Figure 5 is an example the place we fit these fashions to one YouTube content material (Figure 5a). We observe that the S-form of the logistic mannequin curve is symmetric because of the symmetrical property of sigmoid function (Figure 5b). However, the convex phase and the concave phase are non symmetric as we can observe in Figure 5a. Hence the Logistic model does not match well. Then, Gompertz mannequin and modified Gompertz mannequin are fitted to the same YouTube content. Figure 5: From a YouTube video with a S-shaped view-depend curve ( 5a), we first match the logistic mannequin in 5b. The estimated curve (dashed) is compared with the precise normalised view-count curve (plain). The Gompertz model (Figure 5c) matches better than the logistic mannequin, and the modified Gompertz mannequin (Figure 5d) describes higher the behaviour of the data at the horizon (immigration phenomena). A difficulty that results from the mannequin we use is the adjustments of the curve dynamics on the horizon.

This dataset incorporates some static info for each video similar to YouTube id, title of the video, name of the creator, duration and list of associated movies. It additionally provides the evolution of some metrics (shares, subscribers, watch time and views) in an each day kind and in a cumulative kind, from the add day until the date of crawling. Previous analyses of YouTube confirmed a powerful correlation between view-depend and different metrics as variety of comments, favourites and ranking. We model the dynamic evolution of view-depend some mathematical models from the biology. We focus the analysis on view-rely as the main popularity metric of a video. Size of the target population: The goal population dimension is the utmost quantity of people that can be, probably, involved by the content. A target population belongs to 1 of these two types: (i) a fixed finite target population or (ii) a possible goal population that grows in time which we name the immigration course of.
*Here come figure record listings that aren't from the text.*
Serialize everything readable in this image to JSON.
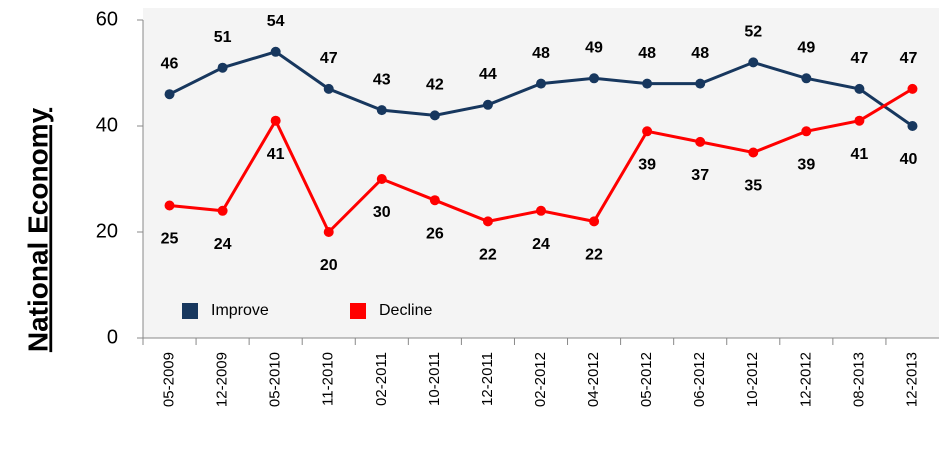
{
  "chart_data": {
    "type": "line",
    "y_label": "National Economy",
    "categories": [
      "05-2009",
      "12-2009",
      "05-2010",
      "11-2010",
      "02-2011",
      "10-2011",
      "12-2011",
      "02-2012",
      "04-2012",
      "05-2012",
      "06-2012",
      "10-2012",
      "12-2012",
      "08-2013",
      "12-2013"
    ],
    "series": [
      {
        "name": "Improve",
        "color": "#17375e",
        "values": [
          46,
          51,
          54,
          47,
          43,
          42,
          44,
          48,
          49,
          48,
          48,
          52,
          49,
          47,
          40
        ]
      },
      {
        "name": "Decline",
        "color": "#ff0000",
        "values": [
          25,
          24,
          41,
          20,
          30,
          26,
          22,
          24,
          22,
          39,
          37,
          35,
          39,
          41,
          47
        ]
      }
    ],
    "ylim": [
      0,
      60
    ],
    "yticks": [
      0,
      20,
      40,
      60
    ],
    "legend": "lower left"
  }
}
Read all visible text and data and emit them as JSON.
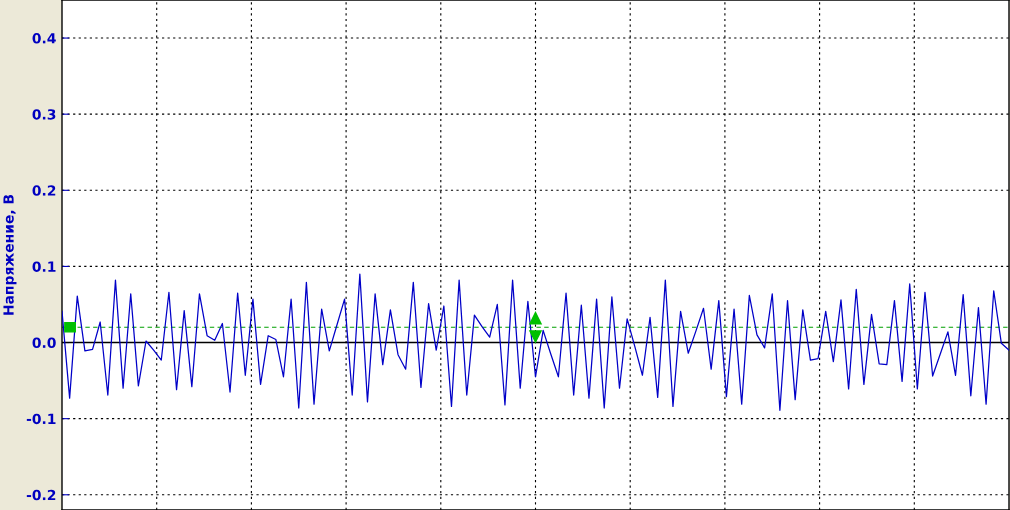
{
  "chart_data": {
    "type": "line",
    "ylabel": "Напряжение, В",
    "categories": [
      null,
      null,
      null,
      null,
      null,
      null,
      null,
      null,
      null,
      null,
      null,
      null,
      null,
      null,
      null,
      null,
      null,
      null,
      null,
      null,
      null,
      null,
      null,
      null,
      null,
      null,
      null,
      null,
      null,
      null,
      null,
      null,
      null,
      null,
      null,
      null,
      null,
      null,
      null,
      null,
      null,
      null,
      null,
      null,
      null,
      null,
      null,
      null,
      null,
      null,
      null,
      null,
      null,
      null,
      null,
      null,
      null,
      null,
      null,
      null,
      null,
      null,
      null,
      null,
      null,
      null,
      null,
      null,
      null,
      null,
      null,
      null,
      null,
      null,
      null,
      null,
      null,
      null,
      null,
      null,
      null,
      null,
      null,
      null,
      null,
      null,
      null,
      null,
      null,
      null,
      null,
      null,
      null,
      null,
      null,
      null,
      null,
      null,
      null,
      null,
      null,
      null,
      null,
      null,
      null,
      null,
      null,
      null,
      null,
      null,
      null,
      null,
      null,
      null,
      null,
      null,
      null,
      null,
      null,
      null,
      null,
      null,
      null,
      null,
      null
    ],
    "series": [
      {
        "color": "#0000c8",
        "values": [
          0.041,
          -0.073,
          0.061,
          -0.011,
          -0.009,
          0.027,
          -0.069,
          0.082,
          -0.06,
          0.064,
          -0.057,
          0.002,
          -0.01,
          -0.023,
          0.066,
          -0.062,
          0.042,
          -0.058,
          0.064,
          0.009,
          0.003,
          0.025,
          -0.065,
          0.065,
          -0.043,
          0.057,
          -0.055,
          0.009,
          0.004,
          -0.045,
          0.057,
          -0.086,
          0.079,
          -0.081,
          0.044,
          -0.011,
          0.023,
          0.057,
          -0.069,
          0.09,
          -0.078,
          0.064,
          -0.029,
          0.043,
          -0.016,
          -0.035,
          0.079,
          -0.059,
          0.051,
          -0.01,
          0.048,
          -0.084,
          0.082,
          -0.069,
          0.036,
          0.021,
          0.007,
          0.05,
          -0.082,
          0.082,
          -0.06,
          0.054,
          -0.045,
          0.016,
          -0.015,
          -0.045,
          0.065,
          -0.069,
          0.049,
          -0.073,
          0.057,
          -0.086,
          0.06,
          -0.06,
          0.031,
          -0.005,
          -0.043,
          0.033,
          -0.072,
          0.082,
          -0.084,
          0.041,
          -0.014,
          0.015,
          0.045,
          -0.035,
          0.055,
          -0.071,
          0.044,
          -0.081,
          0.062,
          0.01,
          -0.007,
          0.064,
          -0.089,
          0.055,
          -0.075,
          0.043,
          -0.023,
          -0.021,
          0.041,
          -0.025,
          0.056,
          -0.061,
          0.07,
          -0.055,
          0.037,
          -0.028,
          -0.029,
          0.055,
          -0.051,
          0.077,
          -0.061,
          0.066,
          -0.044,
          -0.015,
          0.014,
          -0.043,
          0.063,
          -0.07,
          0.046,
          -0.081,
          0.068,
          -0.001,
          -0.01
        ]
      }
    ],
    "ylim": [
      -0.22,
      0.45
    ],
    "yticks": [
      -0.2,
      -0.1,
      {
        "value": 0,
        "label": "0.0"
      },
      0.1,
      0.2,
      0.3,
      0.4
    ],
    "ref_lines": [
      {
        "axis": "y",
        "value": 0,
        "color": "#000000",
        "line_style": "solid"
      },
      {
        "axis": "y",
        "value": 0.02,
        "color": "#00a000",
        "line_style": "dashed"
      }
    ],
    "grid": true,
    "legend": false,
    "marker": "none",
    "line_style": "solid",
    "tick_labels": "y"
  }
}
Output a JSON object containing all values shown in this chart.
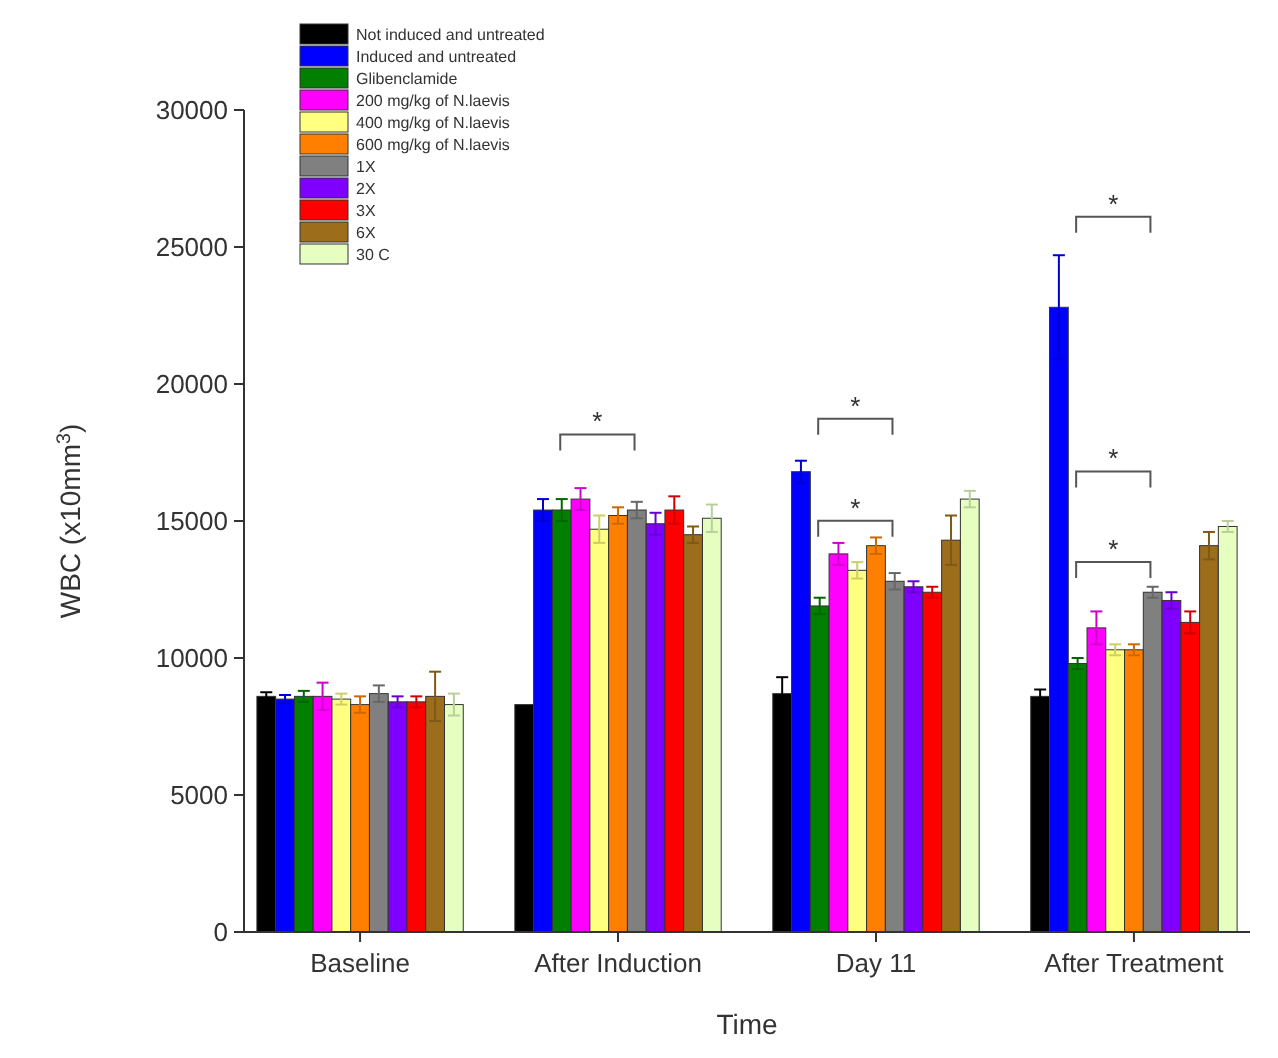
{
  "chart_data": {
    "type": "bar",
    "xlabel": "Time",
    "ylabel": "WBC (x10mm$^{3}$)",
    "categories": [
      "Baseline",
      "After Induction",
      "Day 11",
      "After Treatment"
    ],
    "ylim": [
      0,
      30000
    ],
    "yticks": [
      0,
      5000,
      10000,
      15000,
      20000,
      25000,
      30000
    ],
    "legend": "top left",
    "grid": false,
    "series": [
      {
        "name": "Not induced and untreated",
        "color": "#000000",
        "values": [
          8600,
          8300,
          8700,
          8600
        ],
        "errors": [
          150,
          null,
          600,
          250
        ]
      },
      {
        "name": "Induced and untreated",
        "color": "#0000ff",
        "values": [
          8500,
          15400,
          16800,
          22800
        ],
        "errors": [
          150,
          400,
          400,
          1900
        ]
      },
      {
        "name": "Glibenclamide",
        "color": "#007f00",
        "values": [
          8600,
          15400,
          11900,
          9800
        ],
        "errors": [
          200,
          400,
          300,
          200
        ]
      },
      {
        "name": "200 mg/kg of N.laevis",
        "color": "#ff00ff",
        "values": [
          8600,
          15800,
          13800,
          11100
        ],
        "errors": [
          500,
          400,
          400,
          600
        ]
      },
      {
        "name": "400 mg/kg of N.laevis",
        "color": "#ffff80",
        "values": [
          8500,
          14700,
          13200,
          10300
        ],
        "errors": [
          200,
          500,
          300,
          200
        ]
      },
      {
        "name": "600 mg/kg of N.laevis",
        "color": "#ff8000",
        "values": [
          8300,
          15200,
          14100,
          10300
        ],
        "errors": [
          300,
          300,
          300,
          200
        ]
      },
      {
        "name": "1X",
        "color": "#808080",
        "values": [
          8700,
          15400,
          12800,
          12400
        ],
        "errors": [
          300,
          300,
          300,
          200
        ]
      },
      {
        "name": "2X",
        "color": "#8000ff",
        "values": [
          8400,
          14900,
          12600,
          12100
        ],
        "errors": [
          200,
          400,
          200,
          300
        ]
      },
      {
        "name": "3X",
        "color": "#ff0000",
        "values": [
          8400,
          15400,
          12400,
          11300
        ],
        "errors": [
          200,
          500,
          200,
          400
        ]
      },
      {
        "name": "6X",
        "color": "#9c6e1c",
        "values": [
          8600,
          14500,
          14300,
          14100
        ],
        "errors": [
          900,
          300,
          900,
          500
        ]
      },
      {
        "name": "30 C",
        "color": "#e6ffc0",
        "values": [
          8300,
          15100,
          15800,
          14800
        ],
        "errors": [
          400,
          500,
          300,
          200
        ]
      }
    ],
    "annotations": [
      "*",
      "*",
      "*",
      "*",
      "*",
      "*"
    ]
  }
}
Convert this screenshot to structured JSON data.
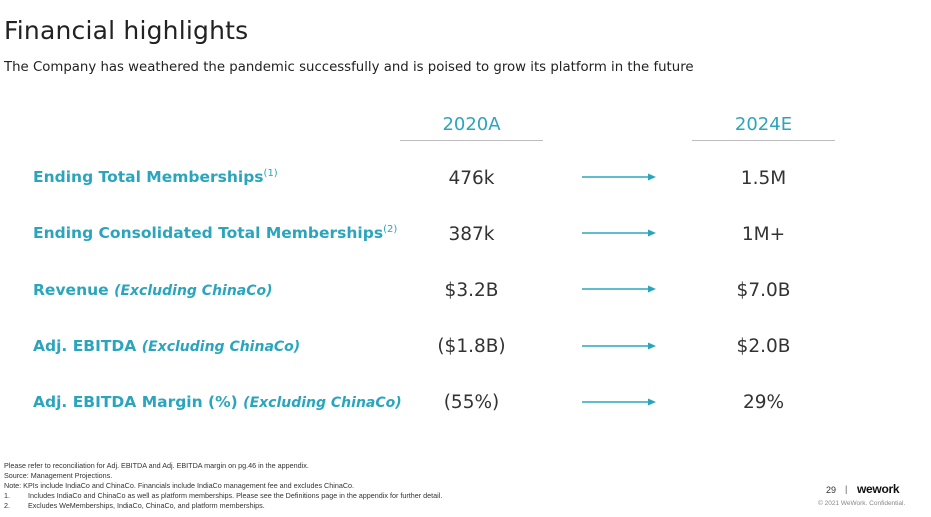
{
  "header": {
    "title": "Financial highlights",
    "subtitle": "The Company has weathered the pandemic successfully and is poised to grow its platform in the future"
  },
  "columns": {
    "col1": "2020A",
    "col2": "2024E"
  },
  "rows": [
    {
      "label": "Ending Total Memberships",
      "sup": "(1)",
      "qualifier": "",
      "v2020": "476k",
      "v2024": "1.5M"
    },
    {
      "label": "Ending Consolidated Total Memberships",
      "sup": "(2)",
      "qualifier": "",
      "v2020": "387k",
      "v2024": "1M+"
    },
    {
      "label": "Revenue",
      "sup": "",
      "qualifier": "(Excluding ChinaCo)",
      "v2020": "$3.2B",
      "v2024": "$7.0B"
    },
    {
      "label": "Adj. EBITDA",
      "sup": "",
      "qualifier": "(Excluding ChinaCo)",
      "v2020": "($1.8B)",
      "v2024": "$2.0B"
    },
    {
      "label": "Adj. EBITDA Margin (%)",
      "sup": "",
      "qualifier": "(Excluding ChinaCo)",
      "v2020": "(55%)",
      "v2024": "29%"
    }
  ],
  "footnotes": {
    "line1": "Please refer to reconciliation for Adj. EBITDA and Adj. EBITDA margin on pg.46 in the appendix.",
    "line2": "Source: Management Projections.",
    "line3": "Note: KPIs include IndiaCo and ChinaCo. Financials include IndiaCo management fee and excludes ChinaCo.",
    "note1_num": "1.",
    "note1": "Includes IndiaCo and ChinaCo as well as platform memberships. Please see the Definitions page in the appendix for further detail.",
    "note2_num": "2.",
    "note2": "Excludes WeMemberships, IndiaCo, ChinaCo, and platform memberships."
  },
  "footer": {
    "page_number": "29",
    "separator": "|",
    "logo": "wework",
    "confidential": "© 2021 WeWork. Confidential."
  },
  "colors": {
    "accent": "#2ba5bd",
    "text": "#333333",
    "rule": "#bdbdbd"
  },
  "icons": [
    "arrow-right-icon"
  ]
}
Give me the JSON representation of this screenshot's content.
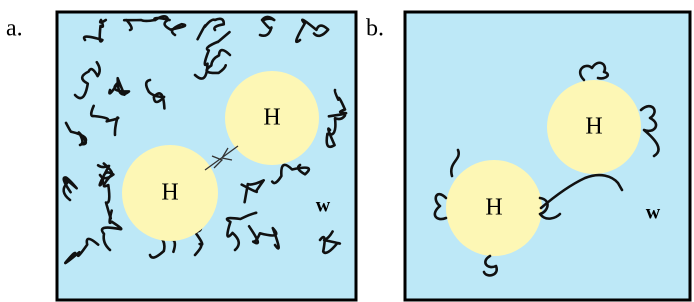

We present the models distribution in Figure 7b. The identical two fashions: modified adverse exponential and modified Gompertz, nearly cover the entire dataset with the identical quantity of videos for each. Regarding their reliability, it enforces the classification effectivity. The previous is a non viral model whereas the latter is viral, meaning that there is kind of a stability between viral and non viral contents. Typically, the models distribution in each class will not be far from the distribution contemplating all categories mixed. Both spotlight an immigration process, leading to the conclusion that a variety of YouTube contents still attracting viewers even after an extended interval. We note that the modified Gompertz mannequin dominates. However, Education category is kind of totally different. Seventy five % of the videos. One would possibly assume that Education is a phrase-of-mouth category where videos dissemination results primarily from viewers influence. Few advantages from advertising processes or internal YouTube mechanisms reminiscent of suggestion system. We analyse the models distribution considering the popularity of videos.

This dynamic seems to be relevant in line with some examples in the dataset. This section describes how we use the models introduced in section III in order to categorise the YouTube contents in our dataset. In addition of the dynamics of view-count used for modelling, the options we consider for each video are: the age (in variety of days), the YouTube class and the popularity (i.e the total variety of views on the day of crawling). Figure 3a reveals their distribution. Table II summarises the values of age and popularity metrics. Figure 3: Some options distributions from the YouTube dataset. Table I lists the YouTube classes contained inside the dataset. For the info fitting, we only use the cumulative evolution of view-depend. We estimate the parameters of the models described in part III utilizing regression algorithms both based on the imply squares criterion minimisation. S be the expression for one mannequin.